The assets are impressive, as are the contributions of the maritime sectors to the economy, but there is still potential for more. In the EU alone, the blue economy could unlock an additional two million jobs by 2020 and many more jobs could be created throughout the region, thus giving our young people real prospects for the future.
The blue economy needs the better coordination of maritime affairs among all Euro-Mediterranean countries and a stable governance framework in order to ensure business certainty for investors.
Euro-Mediterranean experts on the blue economy met for the first time after the Ministerial Meeting of last November to discuss the state of play of UfM regional cooperation, including recently labelled projects, and to prepare for the launch of the UfM Forum on the Blue Economy. The meeting was held in Turku, Finland on 17 May, just prior to the European Maritime Day (18-19 May).
On 17 November 2015, the 43 countries of the Union for the Mediterranean (UfM) adopted a Ministerial Declaration on the Blue Economy. They endorsed the creation of the UfM Forum on the Blue Economy as part of a structured and integrated process to bring together the Mediterranean countries in order to exchange information and best practices, create synergies among current initiatives and provide input on future actions and maritime strategies.
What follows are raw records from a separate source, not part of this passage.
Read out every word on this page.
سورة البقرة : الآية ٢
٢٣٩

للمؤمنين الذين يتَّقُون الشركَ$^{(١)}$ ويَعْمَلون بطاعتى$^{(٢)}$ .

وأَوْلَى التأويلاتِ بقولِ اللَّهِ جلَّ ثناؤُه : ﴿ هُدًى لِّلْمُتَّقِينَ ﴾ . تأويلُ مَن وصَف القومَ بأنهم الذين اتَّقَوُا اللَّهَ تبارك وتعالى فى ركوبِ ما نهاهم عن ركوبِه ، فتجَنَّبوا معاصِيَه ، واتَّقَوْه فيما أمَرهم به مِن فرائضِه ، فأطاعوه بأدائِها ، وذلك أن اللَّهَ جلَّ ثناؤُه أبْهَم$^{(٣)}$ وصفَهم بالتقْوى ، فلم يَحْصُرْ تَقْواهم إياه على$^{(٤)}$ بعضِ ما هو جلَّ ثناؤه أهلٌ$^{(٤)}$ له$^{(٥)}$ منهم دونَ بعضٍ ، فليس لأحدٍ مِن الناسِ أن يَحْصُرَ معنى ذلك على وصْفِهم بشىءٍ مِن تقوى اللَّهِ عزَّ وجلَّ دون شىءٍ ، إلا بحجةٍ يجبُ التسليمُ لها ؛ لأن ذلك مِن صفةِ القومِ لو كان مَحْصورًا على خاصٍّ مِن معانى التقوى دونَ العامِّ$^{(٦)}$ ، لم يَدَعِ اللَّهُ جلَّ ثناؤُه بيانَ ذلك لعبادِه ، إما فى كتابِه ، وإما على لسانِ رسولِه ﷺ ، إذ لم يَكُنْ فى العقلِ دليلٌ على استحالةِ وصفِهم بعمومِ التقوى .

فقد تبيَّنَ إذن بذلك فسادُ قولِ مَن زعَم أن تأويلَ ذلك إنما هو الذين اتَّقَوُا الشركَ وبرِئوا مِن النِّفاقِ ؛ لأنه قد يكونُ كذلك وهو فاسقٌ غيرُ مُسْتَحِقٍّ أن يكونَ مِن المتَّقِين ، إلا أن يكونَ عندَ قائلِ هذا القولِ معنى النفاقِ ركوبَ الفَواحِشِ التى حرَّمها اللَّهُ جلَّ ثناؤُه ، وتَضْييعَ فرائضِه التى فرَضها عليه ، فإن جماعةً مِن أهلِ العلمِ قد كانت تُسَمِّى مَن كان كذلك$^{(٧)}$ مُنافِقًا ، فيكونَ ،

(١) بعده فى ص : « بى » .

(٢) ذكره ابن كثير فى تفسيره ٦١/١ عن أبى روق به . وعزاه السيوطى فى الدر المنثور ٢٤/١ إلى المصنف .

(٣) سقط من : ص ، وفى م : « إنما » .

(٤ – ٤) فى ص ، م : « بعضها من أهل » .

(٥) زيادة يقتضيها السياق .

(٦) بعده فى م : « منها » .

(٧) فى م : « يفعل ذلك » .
Ministers emphasised the need to strengthen the potential of the blue economy in the Mediterranean region, improve maritime governance and achieve an environment conducive to promoting jobs, innovation and knowledge-based business opportunities through the development of key maritime sectors.
The UfM Secretariat is currently promoting the two labelled projects endorsed by the UfM Member States right after the Ministerial Meeting: Plastic Busters for a Mediterranean free from litter; and the Motorway of the Sea (MoS) Turkey-Italy-Tunisia project.
UfM initiatives on the blue economy directly contribute to the UN Sustainable Development Goal No. 14: “Conserve and sustainably use the oceans, seas and marine resources”.